Xianglong Luohan (), also known as the Taming Dragon Arhat, is an arhat and one of the Eighteen Arhats in China. His Sanskrit name is Nantimitolo and origins are said to derive from a Buddhist monk Mahākāśyapa. The legendary Chan Buddhist monk Ji Gong, was widely recognised by people as the incarnate of the Xianglong Luohan.

Origin

Originally there were only sixteen arhats. Worship of a group of sixteen arhats was set forth in an Indian sutra that was translated into Chinese in the mid-seventh century. Between the late Tang dynasty and early Five Dynasties and Ten Kingdoms period of China, two additional arhats were added, one paired with a tiger and the other one with a dragon. 

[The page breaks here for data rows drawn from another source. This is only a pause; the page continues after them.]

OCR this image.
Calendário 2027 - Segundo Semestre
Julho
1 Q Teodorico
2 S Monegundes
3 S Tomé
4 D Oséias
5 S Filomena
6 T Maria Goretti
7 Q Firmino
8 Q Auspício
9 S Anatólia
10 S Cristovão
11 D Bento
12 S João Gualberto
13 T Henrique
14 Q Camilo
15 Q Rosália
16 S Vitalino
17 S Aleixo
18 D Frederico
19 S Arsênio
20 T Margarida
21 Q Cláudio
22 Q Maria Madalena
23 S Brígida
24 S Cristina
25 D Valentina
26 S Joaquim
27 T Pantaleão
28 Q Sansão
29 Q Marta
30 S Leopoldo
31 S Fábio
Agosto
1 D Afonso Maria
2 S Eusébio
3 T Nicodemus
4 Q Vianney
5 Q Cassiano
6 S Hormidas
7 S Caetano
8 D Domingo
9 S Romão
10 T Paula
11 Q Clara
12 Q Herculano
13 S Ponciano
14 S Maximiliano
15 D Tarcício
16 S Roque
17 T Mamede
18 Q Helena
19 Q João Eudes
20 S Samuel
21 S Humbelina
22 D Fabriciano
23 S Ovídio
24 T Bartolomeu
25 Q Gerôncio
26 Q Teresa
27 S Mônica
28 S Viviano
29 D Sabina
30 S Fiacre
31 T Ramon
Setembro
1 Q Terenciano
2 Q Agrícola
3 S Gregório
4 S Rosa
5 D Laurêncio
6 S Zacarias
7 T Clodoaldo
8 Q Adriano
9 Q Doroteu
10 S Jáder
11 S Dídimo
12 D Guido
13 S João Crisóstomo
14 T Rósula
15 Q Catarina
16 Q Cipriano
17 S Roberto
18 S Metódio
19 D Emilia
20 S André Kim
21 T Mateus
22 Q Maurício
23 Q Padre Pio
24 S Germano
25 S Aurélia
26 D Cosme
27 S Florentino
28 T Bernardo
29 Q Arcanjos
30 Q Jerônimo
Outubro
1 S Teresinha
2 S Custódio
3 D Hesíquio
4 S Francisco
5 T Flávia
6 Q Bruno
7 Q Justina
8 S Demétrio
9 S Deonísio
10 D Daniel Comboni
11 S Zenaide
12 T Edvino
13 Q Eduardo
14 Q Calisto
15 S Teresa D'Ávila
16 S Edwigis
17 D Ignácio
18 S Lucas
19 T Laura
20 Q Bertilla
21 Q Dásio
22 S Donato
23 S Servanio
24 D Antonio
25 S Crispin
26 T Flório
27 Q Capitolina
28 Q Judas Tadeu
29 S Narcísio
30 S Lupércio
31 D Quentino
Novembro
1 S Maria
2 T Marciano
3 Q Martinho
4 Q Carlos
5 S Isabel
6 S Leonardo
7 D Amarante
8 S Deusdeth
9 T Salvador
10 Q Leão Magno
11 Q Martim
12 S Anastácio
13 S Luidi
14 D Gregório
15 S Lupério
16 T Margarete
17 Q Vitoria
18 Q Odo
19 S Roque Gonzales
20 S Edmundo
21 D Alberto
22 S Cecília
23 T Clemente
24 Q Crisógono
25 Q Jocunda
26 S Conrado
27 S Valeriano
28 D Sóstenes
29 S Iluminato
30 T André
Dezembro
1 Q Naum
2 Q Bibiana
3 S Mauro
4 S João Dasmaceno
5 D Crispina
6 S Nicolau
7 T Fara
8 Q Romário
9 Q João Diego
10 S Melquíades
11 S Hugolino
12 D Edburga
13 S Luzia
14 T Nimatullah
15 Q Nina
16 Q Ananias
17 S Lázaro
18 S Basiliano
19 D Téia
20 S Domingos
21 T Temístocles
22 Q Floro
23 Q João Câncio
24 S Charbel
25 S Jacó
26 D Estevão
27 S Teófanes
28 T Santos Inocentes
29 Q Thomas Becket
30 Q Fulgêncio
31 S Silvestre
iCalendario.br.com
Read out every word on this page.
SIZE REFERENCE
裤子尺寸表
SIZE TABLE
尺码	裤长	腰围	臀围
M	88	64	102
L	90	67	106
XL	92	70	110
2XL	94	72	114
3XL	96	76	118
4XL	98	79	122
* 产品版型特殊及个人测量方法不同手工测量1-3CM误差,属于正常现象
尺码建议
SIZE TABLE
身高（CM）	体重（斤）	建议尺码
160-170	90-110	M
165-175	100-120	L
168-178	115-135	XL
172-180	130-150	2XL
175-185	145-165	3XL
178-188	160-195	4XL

Xianglong Luohan is often equated with Mahākāśyapa of Buddhism, but actually, Xianglong Luohan has his own number of stories and has long been worshipped in China.

Legend

According to legend, the people of a kingdom in ancient India, after being incited by a demon, went on a rampage against the Buddhists and monasteries, stealing the Buddhist scriptures. The Dragon King flooded the kingdom and rescued the scriptures, which he put in his Dragon Palace.

After the Dragon King was tamed by Nantimitolo, who was a disciple of Gautama Buddha, the scriptures were retrieved back to earth. Hence he is called the Taming Dragon Louhan.

In popular culture
Xianglong Luohan has been portrayed as Ji Gong in many films and television series.
 Xianglong Luohan (), a 1984 Taiwanese television series produced by CTV, starring Hsu Pu-liao.